My Hero was a Prostitute
That same Gender class that introduced me to John Berger was the inspiration for my love of an early impressionist painting that, to the students hanging on Professor Siewert's every word (and those napping in the last row), became the embodiment of defying, or at least subverting, the male gaze. As someone who enjoys studying art, it never ceases to provide me with a deeper meaning. This is one of the most influential paintings in the history of Modern Art, which I would argue makes the woman depicted one of the most influential women in the history of Modern Art.
"Olympia" is a nude woman immortalized in oil by Édouard Manet, surrounded by symbols that identify her as a prostitute, in a time where nude women were only painted if they were part of mythology or someone's mistress (and then they were called Venus...). Believe it or not, but nude modeling was not the most well-regarded profession at the time, often only done by prostitutes (or someone's mistress). Manet does not give mythological context to the painting, instead making it an everyday scene of a naked woman lying on a bed. What's more, if that woman is someone's mistress they must be a glutton for punishment.
Olympia almost glares at the viewer, her body language is stiff and unreceptive, emphasized by the placement of her hand. She is clearly comfortable with nudity, but the viewer can't see everything for nothing.

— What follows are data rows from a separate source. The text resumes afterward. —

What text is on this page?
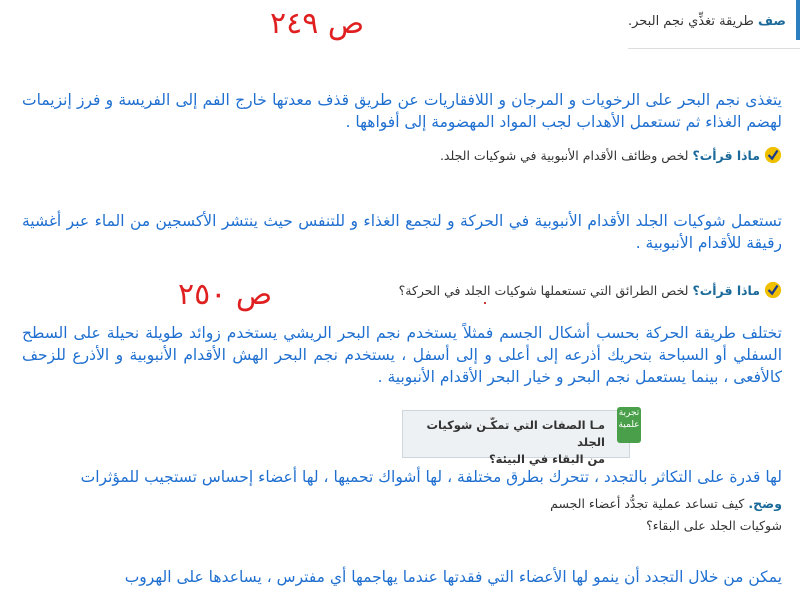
صف طريقة تغذِّي نجم البحر.
ص ٢٤٩
يتغذى نجم البحر على الرخويات و المرجان و اللافقاريات عن طريق قذف معدتها خارج الفم إلى الفريسة و فرز إنزيمات لهضم الغذاء ثم تستعمل الأهداب لجب المواد المهضومة إلى أفواهها .
ماذا قرأت؟
لخص وظائف الأقدام الأنبوبية في شوكيات الجلد.
تستعمل شوكيات الجلد الأقدام الأنبوبية في الحركة و لتجمع الغذاء و للتنفس حيث ينتشر الأكسجين من الماء عبر أغشية رقيقة للأقدام الأنبوبية .
ص ٢٥٠	ماذا قرأت؟
لخص الطرائق التي تستعملها شوكيات الجلد في الحركة؟
تختلف طريقة الحركة بحسب أشكال الجسم فمثلاً يستخدم نجم البحر الريشي يستخدم زوائد طويلة نحيلة على السطح السفلي أو السباحة بتحريك أذرعه إلى أعلى و إلى أسفل ، يستخدم نجم البحر الهش الأقدام الأنبوبية و الأذرع للزحف كالأفعى ، بينما يستعمل نجم البحر و خيار البحر الأقدام الأنبوبية .
تجربة علمية
مـا الصفات التي تمكّـن شوكيات الجلد
من البقاء في البيئة؟
لها قدرة على التكاثر بالتجدد ، تتحرك بطرق مختلفة ، لها أشواك تحميها ، لها أعضاء إحساس تستجيب للمؤثرات
وضح.
كيف تساعد عملية تجدُّد أعضاء الجسم
شوكيات الجلد على البقاء؟
يمكن من خلال التجدد أن ينمو لها الأعضاء التي فقدتها عندما يهاجمها أي مفترس ، يساعدها على الهروب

A women with all the right elements of beauty who refuses to be beautiful throws the male gaze on its head. Judging by the reaction of the art world at the time Olympia was presented (decidedly negative), those interested in viewing nude women for the sake of beauty do not find Olympia enjoyable. I wont go into the "academy" and "salon" business because this post is already too long; suffice to say the art world had very strict rules at this time, most enforcing the presence of a male gaze, and Manet was breaking most of them.
It isn't Olympia's body or beauty we appreciate in this painting, it's not even the first thing we notice. Maybe it's the white pillow or pink flower, or any number of artistic techniques, but it's her gaze that we see first. We see a woman challenging us to objectify her and it makes us uncomfortable to do so.
Further clues lead us to understand that she knows objectification (I can't speak from experience, but I figure that prostitutes feel objectified at least on occasion), and the fact that she is the object of a painting confirms that even more. Yet possibly being a object of a painting makes it easier to own objectification. I love to imagine this woman sitting for the painting, knowing ahead of time that she is an object, as I did, and having agreed to be so. Since she knows people will be viewing her, she is able to ignore them. The acceptance and agreement to objectification (granted, in a slightly different context) by a model aids her in owning it. The model is the object of the painting, but as I wrote before, she is not powerless; she is not a solely receptive being. Olympia meets our eye with the same unreceptive stare that makes her appear completely above it all.
It's not her beauty that I and many others love about her. It's her spirit. It's her complete control over the situation, how she actually does own her power, making us see and acknowledge it.The power of a real, human woman so blatantly spread over a canvas offended those who at the time believed women in paintings should be paradigms of womanhood or exotic fancies: goddesses, mysterious harem dwellers and idealized brides. Olympia is none of these things, not looking away or even at, but through the viewer, impervious to gaze, to judgement, and even to hero worship.
The model brings something to the painting, be it bad or good, and Olympia brought something traditionally bad but culturally wonderful. She gives models, prostitutes, and all objectified women an example of how to own and thus defy objectification, to make viewers fall in love with their spirit rather than beauty.